DAUMENKINO: „The Grandmaster“
Wong Kar-Wai gilt als Perfektionist, der an seinen Filmen jahrelang herumschraubt, bis auch wirklich jedes Detail stimmt. „The Grandmaster“, sein zweiter Martial-Arts-Film und seine Rückkehr zum chinesischen Kino nach dem Amerikaausflug „My Blueberry Nights“, wurde besonders ausführlich aufpoliert, Jahr für Jahr angekündigt, Jahr für Jahr verschoben.
Bei der Berlinale 2013 war es endlich so weit; als man dann im Kino saß, musste man sich allerdings fragen, ob sich Wongs Arbeitswut inzwischen nicht in eher fragwürdigen Bahnen bewegt: Sein Film über „Yip Man“, einen Kampfkunstlehrer, der in der Mitte des zwanzigsten Jahrhunderts zunächst in Südchina, dann in Hongkong zu einer Berühmtheit wurde (und unter anderem den späteren Weltstar Bruce Lee unterrichtete), sieht zwar immer wieder großartig aus, zerfällt aber tendenziell in ein Schaulaufen disparater Attraktionen: zum einen in das Nebeneinander einzelner herausgehobener Szenen wie den regennassen Anfangskampf oder einen späteren, hochkinetischen Bahnhofsfight. Zum anderen und mehr noch in ein Nebeneinander fetischisierter Einzelbilder, die einerseits zum bittersüßen Stillstand auch da tendieren, wo sie eigentlich von rasanter Bewegung erzählen; und die sich andererseits schon während des Ansehens gegenseitig auszulöschen drohen, weil sie sich nur aufeinander beziehen, einander zu überbieten suchen, kaum noch ein Weltverhältnis ausdrücken.

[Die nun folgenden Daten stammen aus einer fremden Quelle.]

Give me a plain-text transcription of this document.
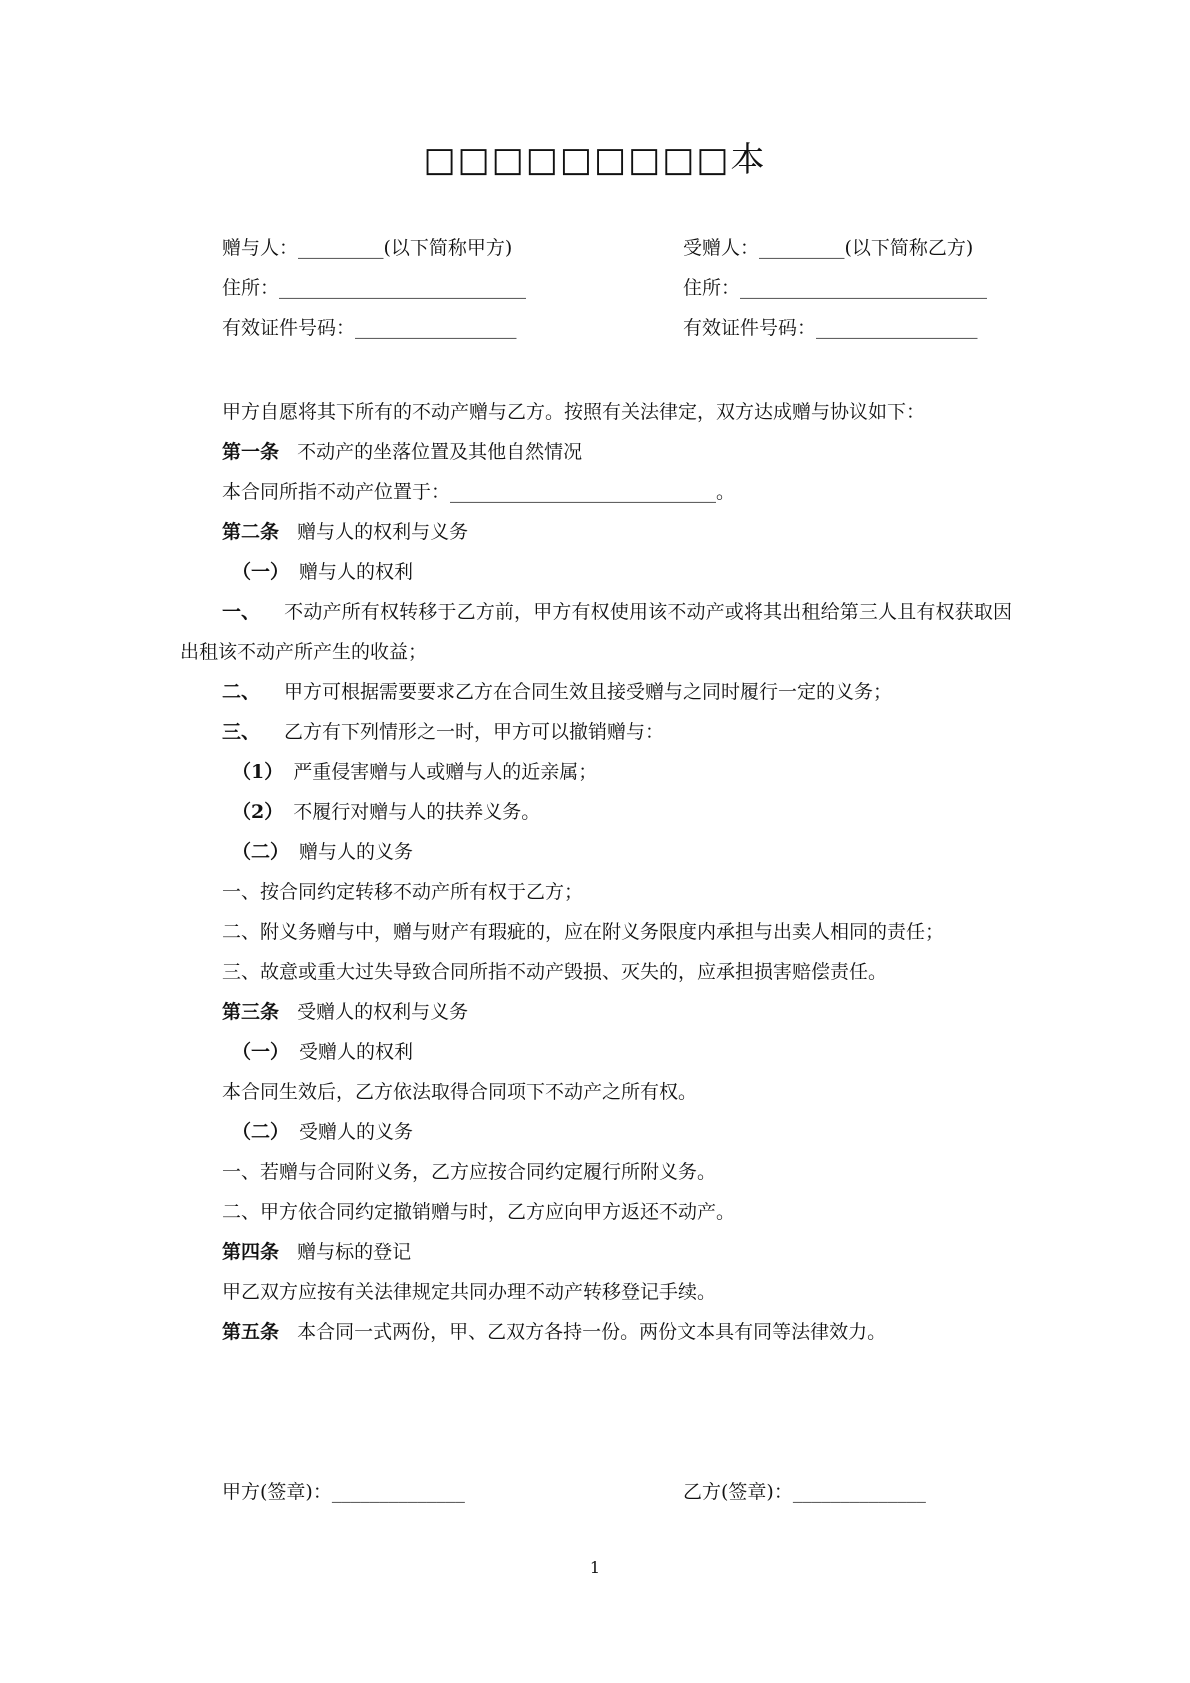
□□□□□□□□□本
赠与人：_________(以下简称甲方)
住所：__________________________
有效证件号码：_________________
受赠人：_________(以下简称乙方)
住所：__________________________
有效证件号码：_________________
甲方自愿将其下所有的不动产赠与乙方。按照有关法律定，双方达成赠与协议如下：
第一条 不动产的坐落位置及其他自然情况
本合同所指不动产位置于：____________________________。
第二条 赠与人的权利与义务
（一） 赠与人的权利
一、 不动产所有权转移于乙方前，甲方有权使用该不动产或将其出租给第三人且有权获取因出租该不动产所产生的收益；
二、 甲方可根据需要要求乙方在合同生效且接受赠与之同时履行一定的义务；
三、 乙方有下列情形之一时，甲方可以撤销赠与：
（1） 严重侵害赠与人或赠与人的近亲属；
（2） 不履行对赠与人的扶养义务。
（二） 赠与人的义务
一、按合同约定转移不动产所有权于乙方；
二、附义务赠与中，赠与财产有瑕疵的，应在附义务限度内承担与出卖人相同的责任；
三、故意或重大过失导致合同所指不动产毁损、灭失的，应承担损害赔偿责任。
第三条 受赠人的权利与义务
（一） 受赠人的权利
本合同生效后，乙方依法取得合同项下不动产之所有权。
（二） 受赠人的义务
一、若赠与合同附义务，乙方应按合同约定履行所附义务。
二、甲方依合同约定撤销赠与时，乙方应向甲方返还不动产。
第四条 赠与标的登记
甲乙双方应按有关法律规定共同办理不动产转移登记手续。
第五条 本合同一式两份，甲、乙双方各持一份。两份文本具有同等法律效力。
甲方(签章)：______________	乙方(签章)：______________
1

So weiß man am Ende auch nicht recht, was für ein Verhältnis der Film entwirft zu jener großen Geschichte, in der die kleine des Kampfkunstlehrers unweigerlich eingebettet ist. Zumindest der Tendenz zum imperialen Herumposaunen, die in einigen jüngeren chinesischen Blockbustern nicht zu übersehen ist, entzieht sich Wong durch Flucht ins Private: Die bittersüße Liebesgeschichte zwischen Tony Leungs „Yip Man“ und Zhang Ziyis „Gong Er“ ist dem Film allemal wichtiger als nationalistische Mobilisation gegen die japanische Aggression im Zweiten Weltkrieg. Nur in einigen wenigen Passagen, die sich ganz auf diese Romanze konzentrieren, findet Wong zu jenem hochemotionalen Stil zurück, der ihn einst berühmt machte: Da geht es dann plötzlich wieder um Gefühle, die die Macht haben, den Zeitlauf zu suspendieren, um Sehnsuchtsblicke, die schon im Moment der sinnlichen Ekstase die Lust in ihr eigenes Erinnerungsbild übergehen lassen.
LUKAS FOERSTER
■ „The Grandmaster“. Regie: Wong Kar-Wai. Mit Tony Leung, Zhang Ziyi u. a. Hongkong/China 2012, 123 Min.